Questo, sin quando dall’altra parte hai una risposta. Ma arriva un tempo in cui quelle risposte, quei ritorni, smetti di permetterteli. Perché nessuno ti può più rispondere. Per alcuni mesi ho tenuto per me quei numeri di telefono salvati, scorrendoli sempre troppo velocemente per far finta di non leggerli. Come si fa con certi biglietti di auguri che col tempo ingialliscono, ma che riportano la firma di mani tremolanti che non possono più scrivere.

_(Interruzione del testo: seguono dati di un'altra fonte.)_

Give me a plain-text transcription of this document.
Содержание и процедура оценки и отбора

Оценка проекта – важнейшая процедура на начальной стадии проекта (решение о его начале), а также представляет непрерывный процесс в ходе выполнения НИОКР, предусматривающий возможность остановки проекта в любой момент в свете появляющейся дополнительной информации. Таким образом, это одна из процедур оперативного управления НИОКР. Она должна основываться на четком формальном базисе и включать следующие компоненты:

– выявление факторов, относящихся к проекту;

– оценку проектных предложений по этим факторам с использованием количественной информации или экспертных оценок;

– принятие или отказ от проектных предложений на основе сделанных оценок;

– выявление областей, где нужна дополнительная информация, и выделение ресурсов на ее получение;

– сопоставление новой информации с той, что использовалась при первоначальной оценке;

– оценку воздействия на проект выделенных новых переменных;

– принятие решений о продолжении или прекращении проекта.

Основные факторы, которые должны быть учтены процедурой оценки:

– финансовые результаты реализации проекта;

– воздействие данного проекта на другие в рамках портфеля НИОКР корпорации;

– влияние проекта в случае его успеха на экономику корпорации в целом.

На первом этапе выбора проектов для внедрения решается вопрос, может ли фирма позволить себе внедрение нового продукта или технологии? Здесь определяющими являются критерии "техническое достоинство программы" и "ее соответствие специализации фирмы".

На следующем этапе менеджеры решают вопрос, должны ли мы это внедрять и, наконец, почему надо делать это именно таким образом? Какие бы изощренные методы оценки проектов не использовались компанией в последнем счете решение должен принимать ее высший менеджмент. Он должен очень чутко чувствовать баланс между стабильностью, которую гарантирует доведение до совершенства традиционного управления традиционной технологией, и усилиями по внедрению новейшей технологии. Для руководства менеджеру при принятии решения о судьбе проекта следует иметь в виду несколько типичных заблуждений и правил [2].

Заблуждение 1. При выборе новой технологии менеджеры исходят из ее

Si, io quel telefono, a Itaru Susaki, lo invidio. Perché ha fatto proprio il vento. Perché dona a lui quelle parole che nemmeno la carta può ingoiare. Dove le parole si disperdono, si dissolvono in una danza così rumorosa che fai fatica a starci dietro e ti fermi perché non riesci a stare al passo. Quello del vento è un privilegio, in fondo. Accarezza, scompigliandole, le teste, senza essere visto, come un ladro notturno. Spazza via le nubi con arroganza, ma promettendo sempre un sole. Porta via le parole, le parole più dolci, quelle più violente, quelle più dolorose e quelle più nostalgiche. Senza lasciare traccia alcuna. E se io potessi prendere in mano quel telefono, so per certo molto bene cosa vorrei dire. E come dirlo. Senza bisogno di un volto davanti, perché quei connotati sono impressi nella mia memoria come scolpiti nelle mie ossa. Chissà, magari un giorno farò un salto in Giappone. Per ora, però, mi accontento di scrivere lettere che poi non porto mai al camposanto.
E tu? Se potessi far arrivare le tue parole donandole al vento, a Chi le dedicheresti?